A matéria do jornal o Globo fala sobre a dificuldade de financiamento para a Olimpíada de Matemática e da mudança de decisão da Capes em relação ao concurso. O repórter Renato Grandelle entrevistou os Acadêmicos Hilário Alencar e Marcelo Viana. Ele cita ainda o matemático, ganhador do Nobel de matemática e também Acadêmico Artur Ávila. Confira o texto original:
Uma tradicional competição do ensino público brasileiro enfrentou dificuldades para conseguir verbas este ano. A Olimpíada de Matemática, que contribui para o aprendizado de 26 mil alunos e registrou um número recorde de 50.359 escolas inscritas, ficou sem recursos para o pagamento de bolsas a professores e estudantes. A verba só foi liberada na madrugada de ontem e, ainda assim, será abaixo da expectativa. A Coordenação de Aperfeiçoamento de Pessoal de Nível Superior (Capes), órgão do Ministério da Educação (MEC), destinará R$ 6 milhões para os programas de iniciação científica ligados ao evento, segundo o MEC. Inicialmente calculava-se que esta quantia chegaria a R$ 7 milhões. A resistência da Capes foi noticiada no último domingo na coluna de Elio Gaspari.
Desde 2005, os seis mil alunos premiados a cada ano com medalhas da Olimpíada (Obmep) têm direito ao PIC (Programa de Iniciação Científica), com aulas com professores universitários. No ano passado, porém, a Capes informou que não daria mais bolsas a professores universitários, financiando apenas o corpo docente do ensino básico.
Com a existência do PIC em risco, o Instituto Nacional de Matemática Pura e Aplicada (Impa), organizador da olimpíada desde sua primeira edição, criou um programa de forma e filosofia distintas, o Obmep na Escola, que prepara alunos para o torneio. O projeto seleciona mil professores do ensino básico para que deem aula, em suas escolas, a 20 mil alunos.
Em 2017, a Capes sinalizou que não repassaria verbas para o PIC e que forneceria apenas R$ 2 milhões para o Obmep na Escola. Em vez de 26 mil alunos, a Olimpíada de Matemática contemplaria apenas seis mil.
Procurado durante dois dias, o órgão do MEC não informou por que cortou os recursos para os programas de iniciação científica. Três anos atrás, o PIC chegou a contar com R$ 8,8 milhões.

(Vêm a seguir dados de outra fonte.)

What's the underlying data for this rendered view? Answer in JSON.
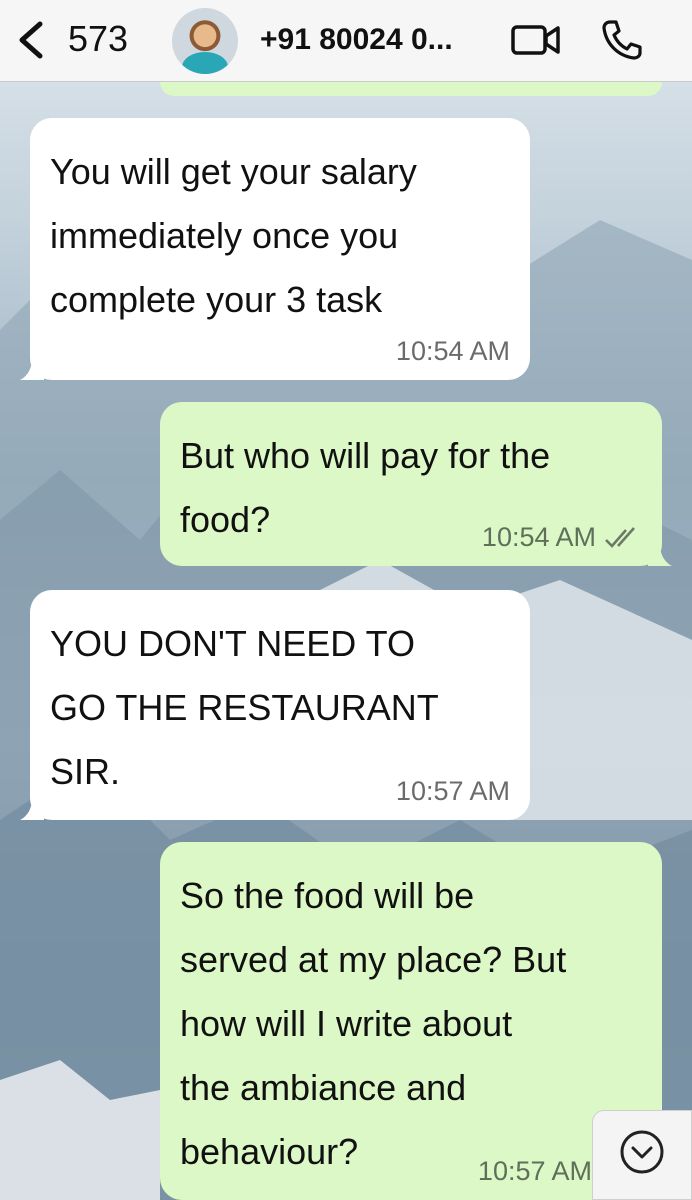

– O programa cresceu e está cada vez mais difícil obter recursos – explica Hilário Alencar, presidente da Sociedade Brasileira de Matemática. – A Olimpíada tem uma importância crucial. É uma competição que mobiliza a escola inteira, aumenta a atenção dada à disciplina. O governo precisa lembrar que o grande embate na educação do país começa no ensino básico. A criança aprende a falar e, depois, a contar. Esta é uma das prioridades do ser humano, é um componente fundamental para o raciocínio lógico. Se essa habilidade não for dominada, seu progresso pode ser impedido.
PAÍS TEM NOBEL NA ÁREA
Diretor-geral do Impa, Marcelo Viana assinala que as bolsas proporcionam a capacitação de alunos e professores.
– O PIC dá bolsas para os medalhistas. a Obmep na escola qualifica os professores de educação básica, que transmitem o conhecimento para turmas de 20 alunos. São dois programas muito importantes, mas, ainda assim, é um sofrimento para conseguir recursos, ficamos com os cabelos brancos – lamenta. – Os alunos que participam de nosso programa de incentivo têm notas duas vezes maiores do que a média nacional nas Olimpíadas.
O Brasil conta com um vencedor da Medalha Fields, o “Nobel” de Matemática: Artur Ávila recebeu o prêmio aos 35 anos, em 2014. Aos 16, ganhou a medalha de ouro na Olimpíada Internacional de Matemática, superando oponentes de 72 países. Ávila cursou a pós-graduação do Impa e participa do Instituto Serrapilheira, projeto de divulgação científica financiado por João Moreira Salles que doará R$ 350 milhões para a pesquisa nacional. Segundo o presidente do instituto, o francês Hugo Aguilaniu, a matemática está entre os principais triunfos científicos do Brasil e pode ser um diferencial no cenário internacional.
A 13ª edição do programa começa no dia 6 de junho. Pela primeira vez as escolas particulares estarão no torneio. Sua premiação, porém, será à parte, sem a retirada de recursos destinados ao ensino público.
A dificuldade para a obtenção de verbas para a Olimpíada é mais um sinal da dificuldade do governo federal para conduzir programas de incentivo ao ensino básico. No ano passado, o MEC anunciou o fim do Programa Ciência Sem Fronteiras para o ensino fundamental, alegando que o custo para manter os bolsistas era alto.